De situatie waarin het kasteel in 1602 verkeert klopt uitstekend met de toestand waarin Ds. Groen het in 1612 aantrof. Het was blijkbaar totaal vervallen. Het vorenstaande overziende worden ons, dunkt me, enige zaken duidelijk. Op de eerste plaats dat er in Hedikhuizen 'n adelijk slot heeft gestaan en op de tweede plaats dat dit slot eigendom was van de van Hedikhuizens en later van leden van het geslacht Duls(ch). De vraag is echter: waar heeft dit kasteel gestaan? Of met andere woorden: is de plaats waar momenteel gedoken wordt de plaats waar vroeger het kasteel van Hedikhuizen heeft gestaan? Alle bronnen spreken over het Vergereind en Ds. Groen voegt daaraan toe „alwaer den Hogen Maasdijk zig kromt na Vlijmen". Om nu te reconstrueren waar deze kromming heeft gelegen dienen we terug te gaan naar de periode vóór 1799. In dat jaar namelijk brak de Hoge Maasdijk op diverse plaatsen door, waarna in datzelfde jaar nog de Inlaagdijk werd aangelegd. Oorspronkelijk liep de huidige Voordijk (Hoge Maasdijk) in Vlijmen verder noodwaarts door over de plaats waar thans de Kooiwiel, Eendenkooi en de Komwiel liggen, tot aan de z.g. Hedikhuizense Maas om dan zuid-westwaarts weer af te buigen in de richting van Haarsteeg. (zie pag. 67). Deze kromming in de dijk bedoelt Ds. Groen en daar moet dus het kasteel van Hedikhuizen gestaan hebben. Thans ligt precies op die plaats de Komwiel. Maar hoe komen de gevonden scherven in deze wiel terecht? Mijns inziens moet de oorzaak hiervan gezocht worden in het navolgende.

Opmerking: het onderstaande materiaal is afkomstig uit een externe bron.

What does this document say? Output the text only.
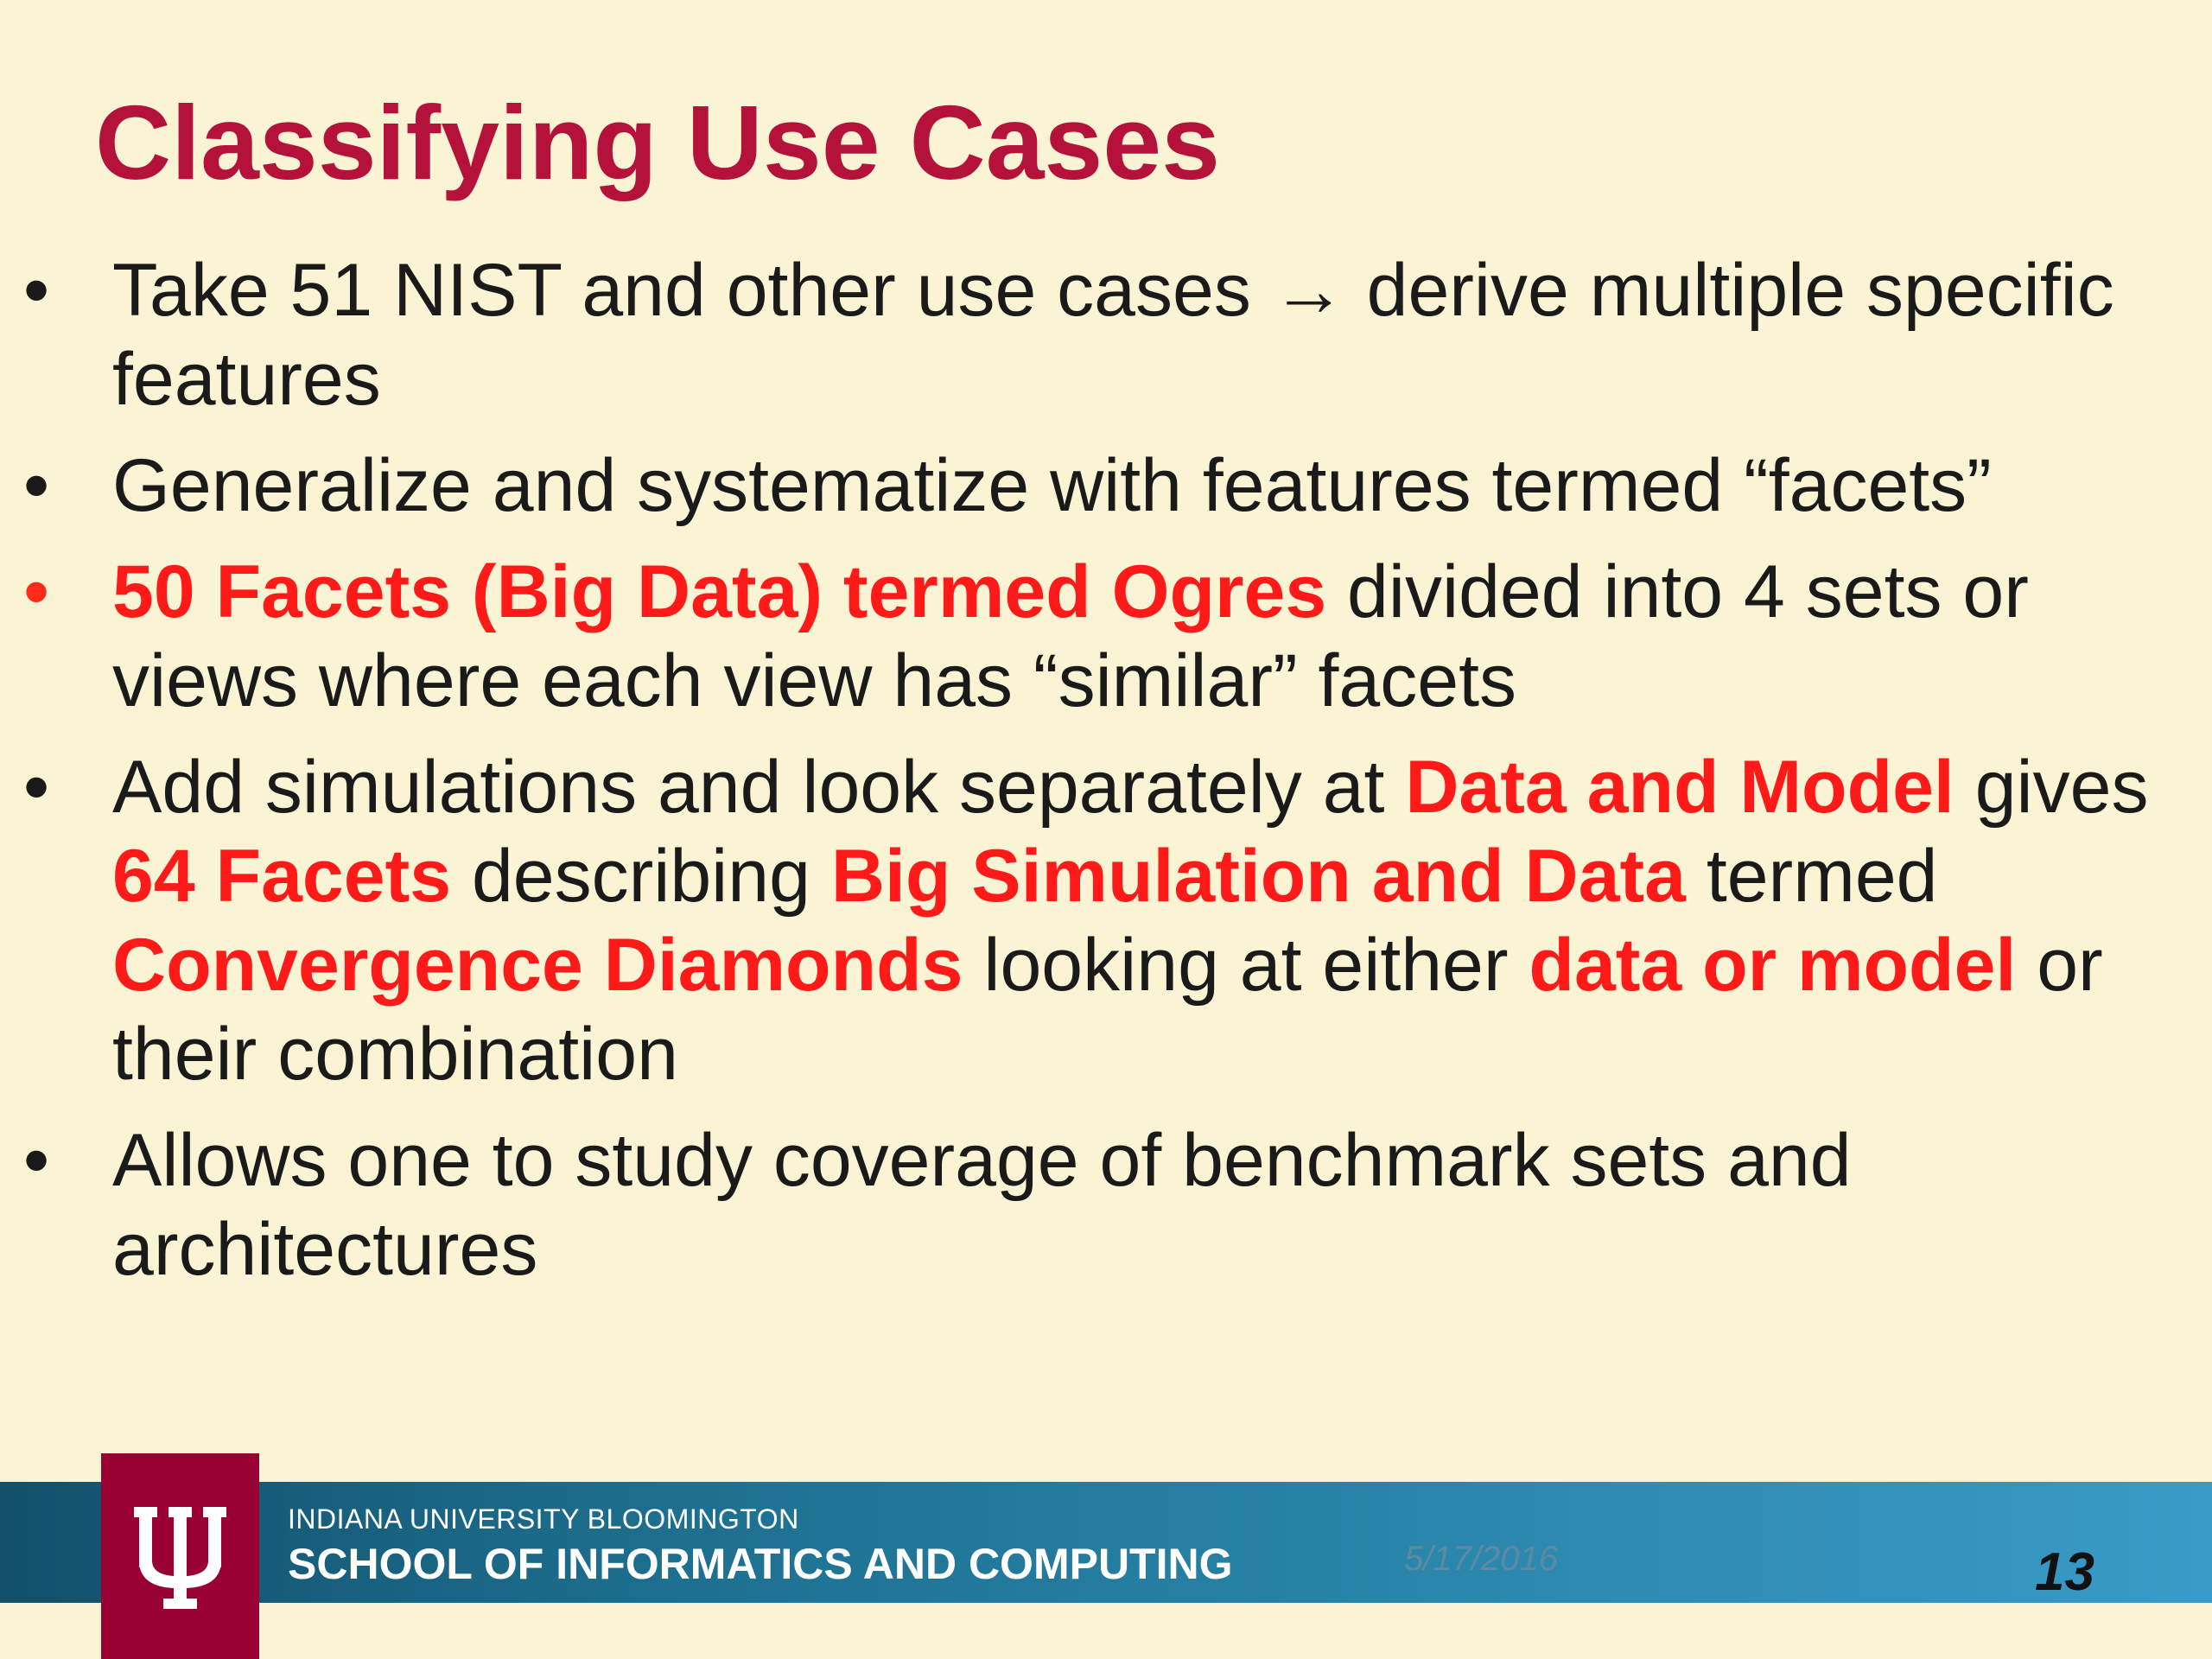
Classifying Use Cases
• Take 51 NIST and other use cases → derive multiple specific features
• Generalize and systematize with features termed “facets”
• 50 Facets (Big Data) termed Ogres divided into 4 sets or views where each view has “similar” facets
• Add simulations and look separately at Data and Model gives 64 Facets describing Big Simulation and Data termed Convergence Diamonds looking at either data or model or their combination
• Allows one to study coverage of benchmark sets and architectures
INDIANA UNIVERSITY BLOOMINGTON
SCHOOL OF INFORMATICS AND COMPUTING	5/17/2016	13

Zoals bij de meeste kastelen het geval was zal het kasteel van Hedikhuizen wel omgeven zijn geweest door een gracht. In 1799 brak zoals reeds gezegd de Hoge Maasdijk op diverse plaatsen door. Door de kracht van het instromende water is genoemde gracht, waarvan indertijd misschien nog een gedeelte bestond, of die toen nog als een laagte in het land te zien zal zijn geweest, uitgespoeld, tengevolge waarvan de huidige Komwiel is ontstaan.

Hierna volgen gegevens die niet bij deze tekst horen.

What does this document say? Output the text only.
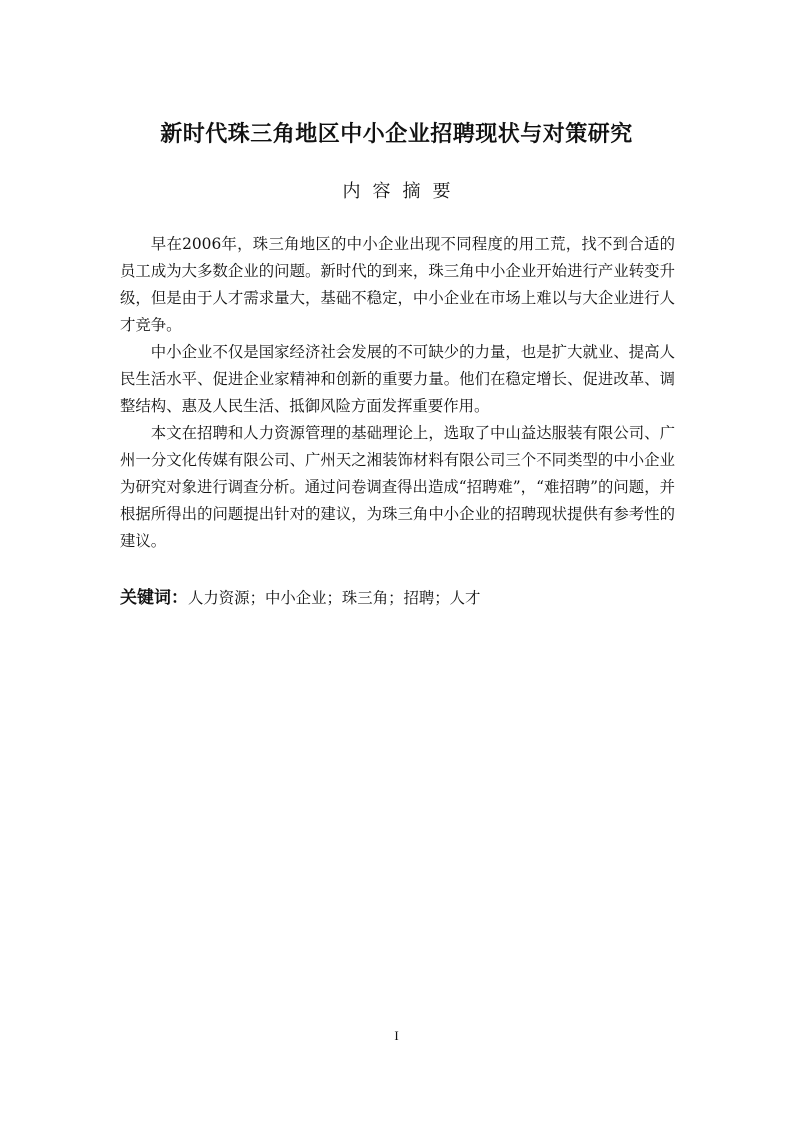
新时代珠三角地区中小企业招聘现状与对策研究
内容摘要

早在2006年，珠三角地区的中小企业出现不同程度的用工荒，找不到合适的员工成为大多数企业的问题。新时代的到来，珠三角中小企业开始进行产业转变升级，但是由于人才需求量大，基础不稳定，中小企业在市场上难以与大企业进行人才竞争。

中小企业不仅是国家经济社会发展的不可缺少的力量，也是扩大就业、提高人民生活水平、促进企业家精神和创新的重要力量。他们在稳定增长、促进改革、调整结构、惠及人民生活、抵御风险方面发挥重要作用。

本文在招聘和人力资源管理的基础理论上，选取了中山益达服装有限公司、广州一分文化传媒有限公司、广州天之湘装饰材料有限公司三个不同类型的中小企业为研究对象进行调查分析。通过问卷调查得出造成“招聘难”，“难招聘”的问题，并根据所得出的问题提出针对的建议，为珠三角中小企业的招聘现状提供有参考性的建议。

关键词：人力资源；中小企业；珠三角；招聘；人才
I
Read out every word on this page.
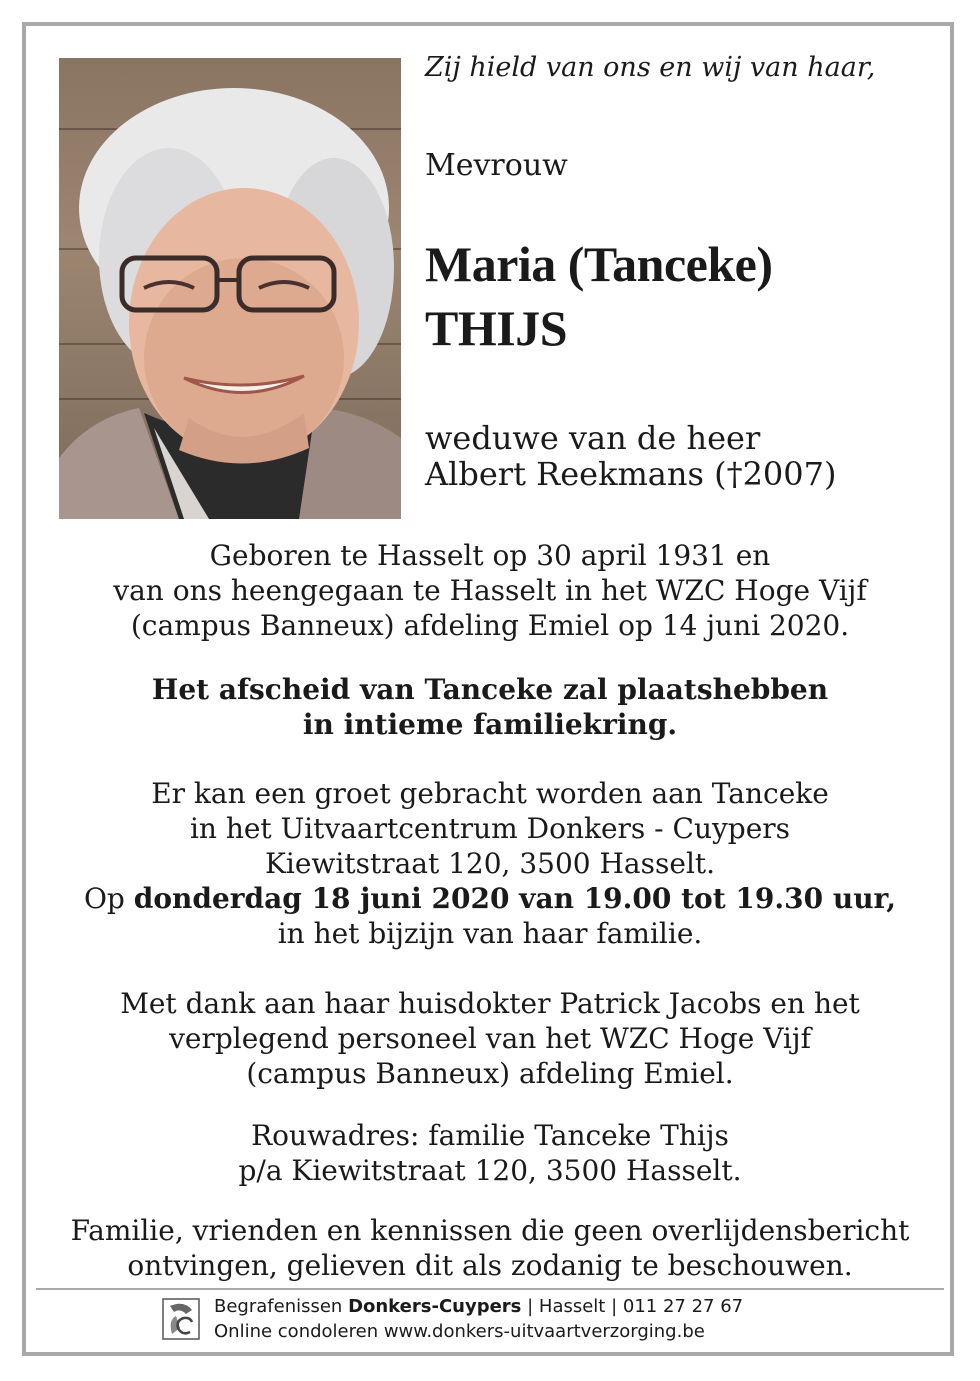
Zij hield van ons en wij van haar,
Mevrouw
Maria (Tanceke)
THIJS
weduwe van de heer
Albert Reekmans (†2007)
Geboren te Hasselt op 30 april 1931 en
van ons heengegaan te Hasselt in het WZC Hoge Vijf
(campus Banneux) afdeling Emiel op 14 juni 2020.
Het afscheid van Tanceke zal plaatshebben
in intieme familiekring.
Er kan een groet gebracht worden aan Tanceke
in het Uitvaartcentrum Donkers - Cuypers
Kiewitstraat 120, 3500 Hasselt.
Op donderdag 18 juni 2020 van 19.00 tot 19.30 uur,
in het bijzijn van haar familie.
Met dank aan haar huisdokter Patrick Jacobs en het
verplegend personeel van het WZC Hoge Vijf
(campus Banneux) afdeling Emiel.
Rouwadres: familie Tanceke Thijs
p/a Kiewitstraat 120, 3500 Hasselt.
Familie, vrienden en kennissen die geen overlijdensbericht
ontvingen, gelieven dit als zodanig te beschouwen.
Begrafenissen Donkers-Cuypers | Hasselt | 011 27 27 67
Online condoleren www.donkers-uitvaartverzorging.be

Rest nog de vraag hoe en wanneer er een einde is gekomen aan het bestaan van het kasteel. Ds. Groen vermeldt in zijn reeds eerder genoemde boek: „Int jaer 1570 heeft daer gewoont zekere Jonker genaamt Philippus Duls, de welke binnen de Stad Heusden het Weeshuijs gefondeert heeft". Hieruit blijkt dat in 1570 het kasteel nog bewoond was. Tevens is te vermelden dat vanaf 1407 tot 1570 regelmatig leden van het geslacht Duls genoemd worden als schepen te Heusden. Na 1570 komt men de naam Duls in Heusden niet meer tegen in een schepen- of ander ambt. Zijn zij in de zeventiger jaren van de 16e eeuw uit het land van Heusden weggetrokken? Misschien tengevolge van de politieke situatie van die tijd? Is misschien toen ook in die oorlogsjaren het kasteel van Hedikhuizen in een ruïne veranderd? Tengevolge van oorlogshandelingen? Dit laatste is bijna zeker het geval. Immers in 1570 was het nog bewoond. In 1602 echter was het, zoals we op de reeds eerder genoemde ets kunnen zien, reeds in een ruïne veranderd. Mogelijk kunnen in de toekomst door nader onderzoek deze vragen definitief worden opgelost. Een ding is echter duidelijk geworden. De vondsten die in de afgelopen jaren door de duikers in de Komwiel gedaan zijn, kunnen afkomstig zijn van het verdwenen kasteel van Hedikhuizen. De plaats waar de vondsten gedaan zijn, alsmede de ouderom van een gedeelte van het materiaal waaruit de vondsten bestaan, bewijzen dit mijns inziens voldoende.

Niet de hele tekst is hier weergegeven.